The Swahili people are an ethnic group whose name is driven from an Arabic word meaning coasts.
"I'm concerned about the safety of my family," said a panicking Uweso.
He added that groups of youth had blocked the main road entering Mpeketoni from the small market town of Witu today, burning tires and moving around.
"They were saying they want to take revenge," said Uweso.
"There is a lot of tension now and people are going around talking about plans by the youth to attack Swahili and other Muslim homes," added the headmaster.
Local residents confirmed that a Swahili Muslim man in his 50s was beaten unconscious by youth armed with crude weapons who claimed to be revenging the victims of the recent attacks.
At least nine people were killed and a number of others wounded in late Monday's attacks in the usually sleepy town of Mpeketoni near the Somali border.
The fresh attack came as Kenya was still recovering from news that at least 53 people had been killed the previous evening in an attack on a local police station and three hotels.
Both attacks were reportedly claimed by the Somali militant group Al-Shabaab.
But Kenyan President Uhuru Kenyatta exonerated Al-Shabaab of the attacks, blaming them instead on local politicians and vowing to prosecute security officials for ignoring earlier intelligence warnings.
Mpeketoni is a mainly Christian town in the predominantly Muslim county of Lamu.
Many of the locals are ethnic Kikuyu, the largest ethnic group in Kenya.
Many of them were reportedly settled by the government in the fertile Lamu mainland immediately after Kenya gained its independence from Britain in 1963.
The majority and indigenous ethnic tribes in Lamu County are the Swahili and Arabs who are predominantly Muslims.
Voluntarily
Mpeketoni remained deserted on Tuesday with most shops, businesses and schools closed down as locals prepared for the burials of the victims.
But Steve Wanyoike, a local Christian leader, said Muslim families had decided to leave Mkepetoni at their own will.
"In the wake of the Sunday attack we counted the bodies of those dead and realized they were all Christian men," he told AA.
"There was no single Muslim killed," Wanyoike suggested.
"The Muslims realizing this decided to move their families to Lamu Island. They began moving their wives and children first," he added.
Christian youth blocked the convoy from leaving Mpeketoni and a confrontation emerged between the two sides before police intervened.
"The Christian youth demanded that no Muslim family should leave the town," said Wanyoike.
"They said every resident should remain and die together in case of any further attack," he added.
The leader said the Christian youth had stopped the Muslim convoy from moving to Lamu.
"Police had to come to the rescue of the Muslim families. It is then that they were left free to leave the town," he added.
Vigilantes
According to Uweso, the fears of the Muslim families are justified.
He recalled that four houses belonging to Swahili Muslim families were burnt down on Monday night.

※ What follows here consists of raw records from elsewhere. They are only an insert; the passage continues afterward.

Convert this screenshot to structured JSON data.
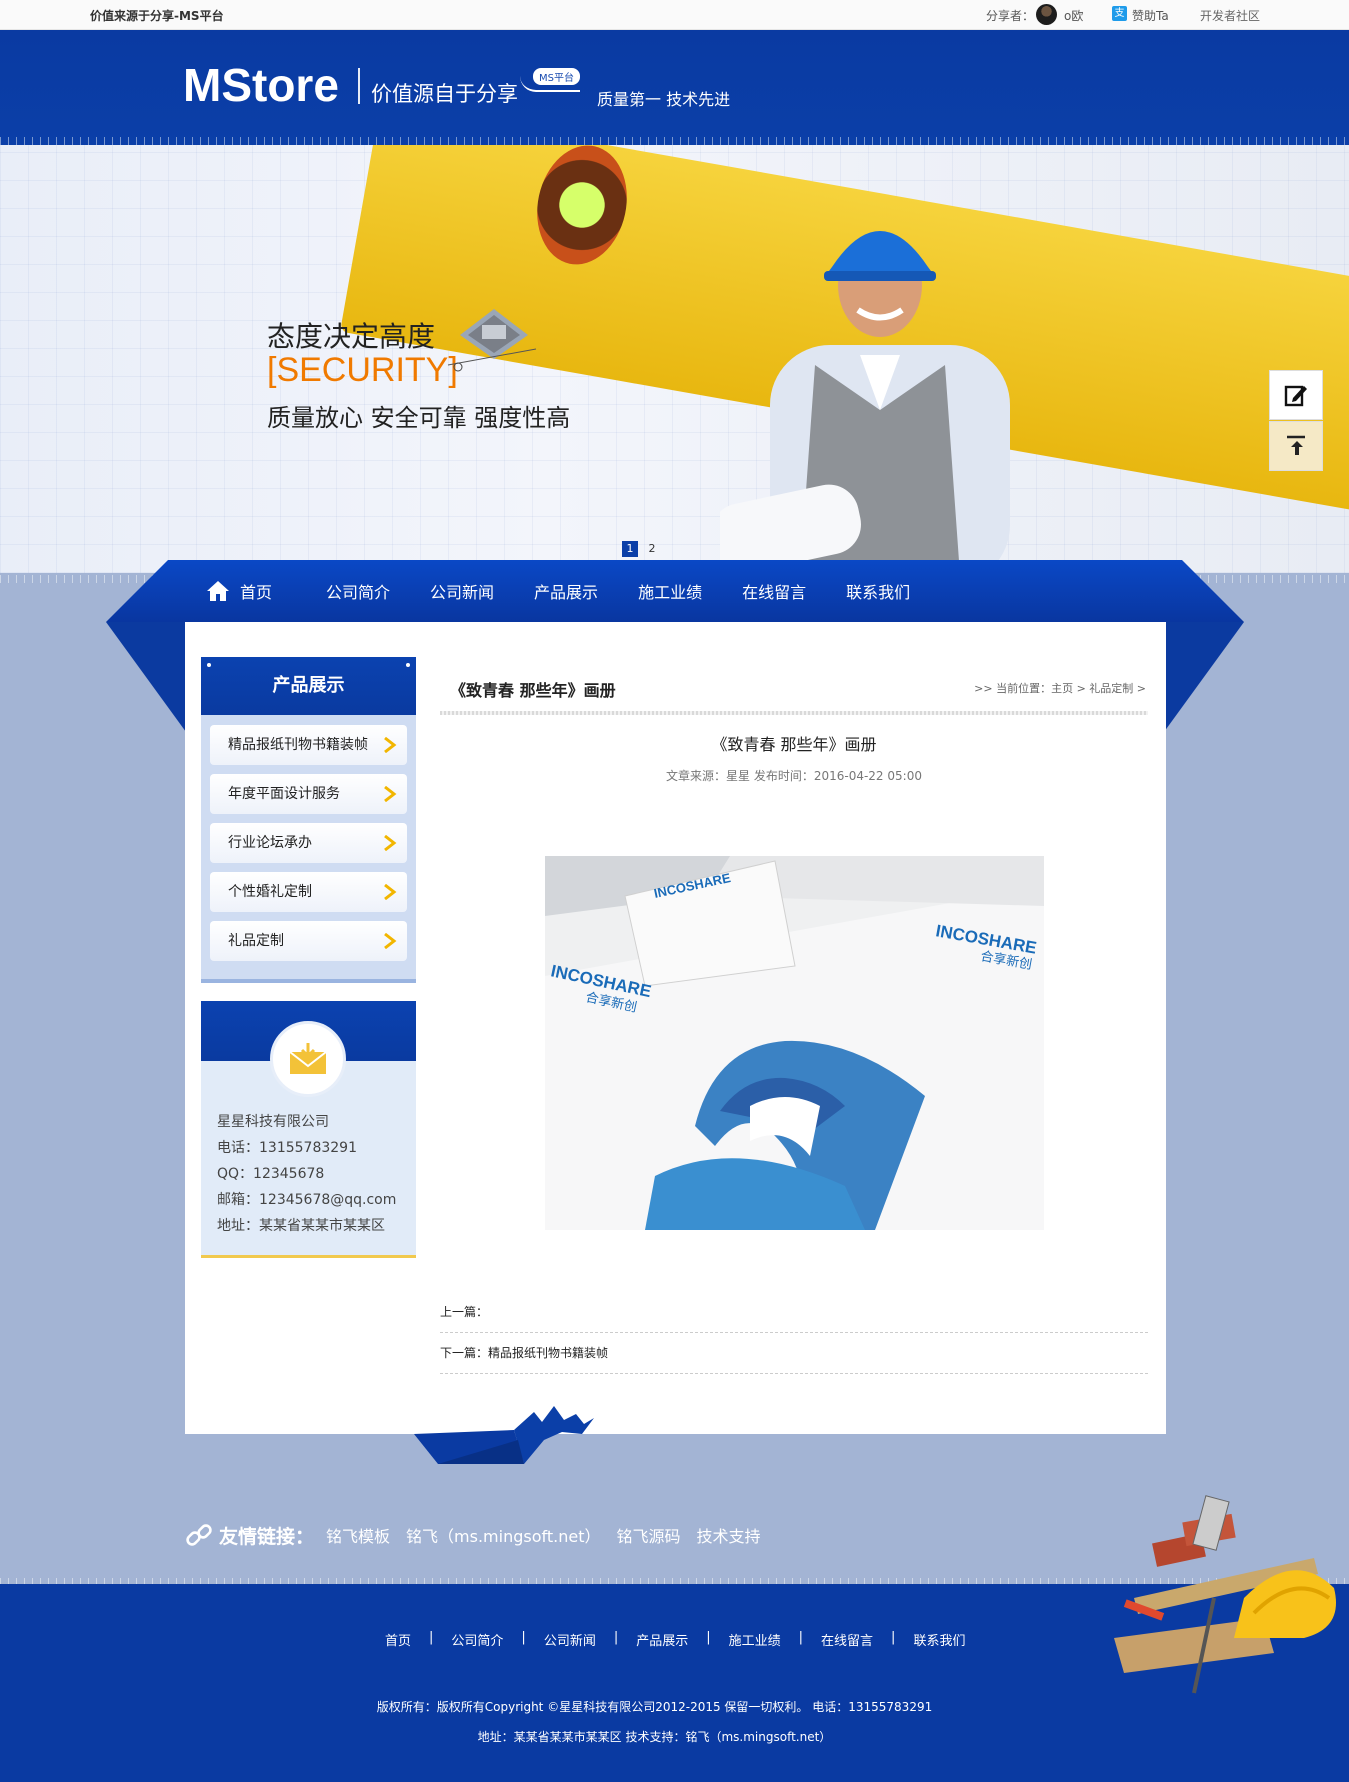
{
  "topbar": {
    "site_slogan": "价值来源于分享-MS平台",
    "sharer_label": "分享者：",
    "sharer_name": "o欧",
    "sponsor": "赞助Ta",
    "dev_community": "开发者社区"
  },
  "header": {
    "logo": "MStore",
    "slogan": "价值源自于分享",
    "badge": "MS平台",
    "motto": "质量第一 技术先进"
  },
  "banner": {
    "tagline": "态度决定高度",
    "security": "[SECURITY]",
    "quality": "质量放心 安全可靠 强度性高",
    "slides": [
      "1",
      "2"
    ],
    "active_slide": "1"
  },
  "nav": {
    "items": [
      "首页",
      "公司简介",
      "公司新闻",
      "产品展示",
      "施工业绩",
      "在线留言",
      "联系我们"
    ]
  },
  "sidebar": {
    "products_title": "产品展示",
    "products": [
      "精品报纸刊物书籍装帧",
      "年度平面设计服务",
      "行业论坛承办",
      "个性婚礼定制",
      "礼品定制"
    ],
    "contact": {
      "company": "星星科技有限公司",
      "phone": "电话：13155783291",
      "qq": "QQ：12345678",
      "email": "邮箱：12345678@qq.com",
      "address": "地址：某某省某某市某某区"
    }
  },
  "article": {
    "bar_title": "《致青春 那些年》画册",
    "breadcrumb": ">> 当前位置：主页 > 礼品定制 >",
    "heading": "《致青春 那些年》画册",
    "meta": "文章来源：星星 发布时间：2016-04-22 05:00",
    "image_brand_en": "INCOSHARE",
    "image_brand_cn": "合享新创",
    "prev": "上一篇：",
    "next": "下一篇：精品报纸刊物书籍装帧"
  },
  "friends": {
    "label": "友情链接：",
    "links": [
      "铭飞模板",
      "铭飞（ms.mingsoft.net）",
      "铭飞源码",
      "技术支持"
    ]
  },
  "footer": {
    "nav": [
      "首页",
      "公司简介",
      "公司新闻",
      "产品展示",
      "施工业绩",
      "在线留言",
      "联系我们"
    ],
    "separator": "|",
    "copyright": "版权所有：版权所有Copyright ©星星科技有限公司2012-2015 保留一切权利。   电话：13155783291",
    "address_line": "地址：某某省某某市某某区    技术支持：铭飞（ms.mingsoft.net）"
  },
  "colors": {
    "primary_blue": "#0a3aa2",
    "page_bg": "#a3b4d4",
    "accent_orange": "#f07a00",
    "accent_yellow": "#f1c94e"
  }
}
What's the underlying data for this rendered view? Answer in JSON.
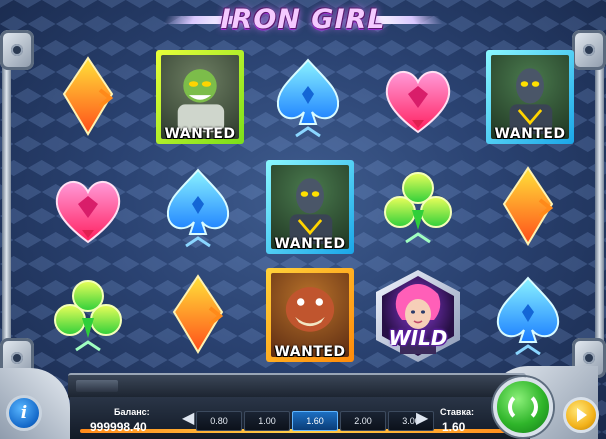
{
  "game": {
    "title": "IRON GIRL"
  },
  "reels": {
    "wanted_label": "WANTED",
    "wild_label": "WILD",
    "grid": [
      [
        "orange-diamond-symbol",
        "pink-heart-symbol",
        "green-club-symbol"
      ],
      [
        "wanted-alien-symbol",
        "blue-spade-symbol",
        "orange-diamond-symbol"
      ],
      [
        "blue-spade-symbol",
        "wanted-robot-symbol",
        "wanted-brute-symbol"
      ],
      [
        "pink-heart-symbol",
        "green-club-symbol",
        "wild-iron-girl-symbol"
      ],
      [
        "wanted-robot-symbol",
        "orange-diamond-symbol",
        "blue-spade-symbol"
      ]
    ]
  },
  "controls": {
    "balance_label": "Баланс:",
    "balance_value": "999998.40",
    "bet_label": "Ставка:",
    "bet_value": "1.60",
    "bet_options": [
      "0.80",
      "1.00",
      "1.60",
      "2.00",
      "3.00"
    ],
    "selected_bet": "1.60",
    "info_label": "i"
  },
  "colors": {
    "background": "#2a4271",
    "bet_selected": "#1c6fc2",
    "spin_button": "#2fb52a",
    "autoplay_button": "#f3b21a"
  }
}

"Am moving my wife, my two children and my brother in law," the headmaster told AA.
"I talked to a senior police officer asking for some protection to the few Swahili people but he said he expects deployment of more officers on Wednesday," he recalled.
"You never know what would happen overnight that is why I am moving my family," Uweso said.
In Mkunumbi, a Swahili town a few kilometers away from Mpeketoni on Lamu mainland, local Muslim youths were taking a night vigil to protect their community.
"We have organized ourselves in groups to protect our community overnight" AbdulAziz Omar told AA.
"We now find ourselves caught between the Al-Shabaab militants and our own Kenyans," he lamented.